5. The electrostatic device of claim 3, wherein: the first stopper (7) and the second stopper (43) are arranged in a staggered manner on the gas flow path, and the second stopper (43) has a connecting section (431) extending in a bent manner to a position corresponding to the first stopper (7).

6. An electrostatic device according to any one of claims 1 to 5, wherein: the two corresponding sides of each ionization polar plate (1) and each dust collecting polar plate (2) are provided with polar plate pressing strips (3), one of the polar plate pressing strips (3) is provided with a driving device (5) for driving the movable polar plate (4) to move, the driving device (5) comprises a cylinder (51) arranged on the polar plate pressing strip (3) and a polar plate connecting strip (53) linked with the output end (511) of the cylinder (51), and the polar plate connecting strip (53) is connected with the movable polar plate (4).
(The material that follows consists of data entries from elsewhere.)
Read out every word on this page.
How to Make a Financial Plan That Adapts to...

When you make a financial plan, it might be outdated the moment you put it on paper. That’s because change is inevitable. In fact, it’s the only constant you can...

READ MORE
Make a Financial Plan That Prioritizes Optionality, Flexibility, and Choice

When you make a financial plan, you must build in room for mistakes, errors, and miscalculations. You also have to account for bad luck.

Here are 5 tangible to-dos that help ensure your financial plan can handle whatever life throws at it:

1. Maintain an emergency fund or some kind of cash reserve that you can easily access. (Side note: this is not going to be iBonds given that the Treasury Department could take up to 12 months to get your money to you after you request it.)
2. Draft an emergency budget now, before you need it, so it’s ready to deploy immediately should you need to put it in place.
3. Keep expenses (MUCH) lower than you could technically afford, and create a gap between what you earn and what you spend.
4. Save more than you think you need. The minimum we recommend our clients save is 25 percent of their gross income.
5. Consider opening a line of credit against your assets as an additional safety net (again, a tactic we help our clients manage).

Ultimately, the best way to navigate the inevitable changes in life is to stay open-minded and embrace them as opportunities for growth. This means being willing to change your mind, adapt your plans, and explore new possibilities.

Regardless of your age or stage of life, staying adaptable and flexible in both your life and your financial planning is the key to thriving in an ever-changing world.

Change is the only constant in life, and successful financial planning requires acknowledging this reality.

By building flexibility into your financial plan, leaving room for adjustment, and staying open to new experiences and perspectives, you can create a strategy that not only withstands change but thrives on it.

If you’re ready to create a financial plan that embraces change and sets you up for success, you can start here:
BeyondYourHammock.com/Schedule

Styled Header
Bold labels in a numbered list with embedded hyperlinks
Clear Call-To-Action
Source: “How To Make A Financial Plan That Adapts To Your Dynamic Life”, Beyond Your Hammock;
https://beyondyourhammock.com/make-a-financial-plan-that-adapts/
7. The electrostatic device of claim 6, wherein: the driving device (5) further comprises a connecting plate (52) connected with an output end (511) of the air cylinder (51), and the pole plate connecting strip (53) is arranged on the connecting plate (52).

8. The electrostatic device of claim 7, wherein: the connecting plate (52) is provided with a bulge (521) extending towards the direction of the movable polar plate (4), and the movable polar plate (4) is provided with a bayonet (44) matched with the bulge (521).

9. The electrostatic device of claim 6, wherein: and clamping grooves (6) for inserting the movable polar plates (4) to limit the positions are formed in the ionization polar plates (1) and the dust collecting polar plates (2) and on one sides far away from the driving device (5).

10. An electrostatic device according to any one of claims 1 to 5, wherein: a groove (45) is formed in the movable polar plate (4), and the groove (45) is sunken towards the direction of the ionization polar plate (1) or the dust collection polar plate (2).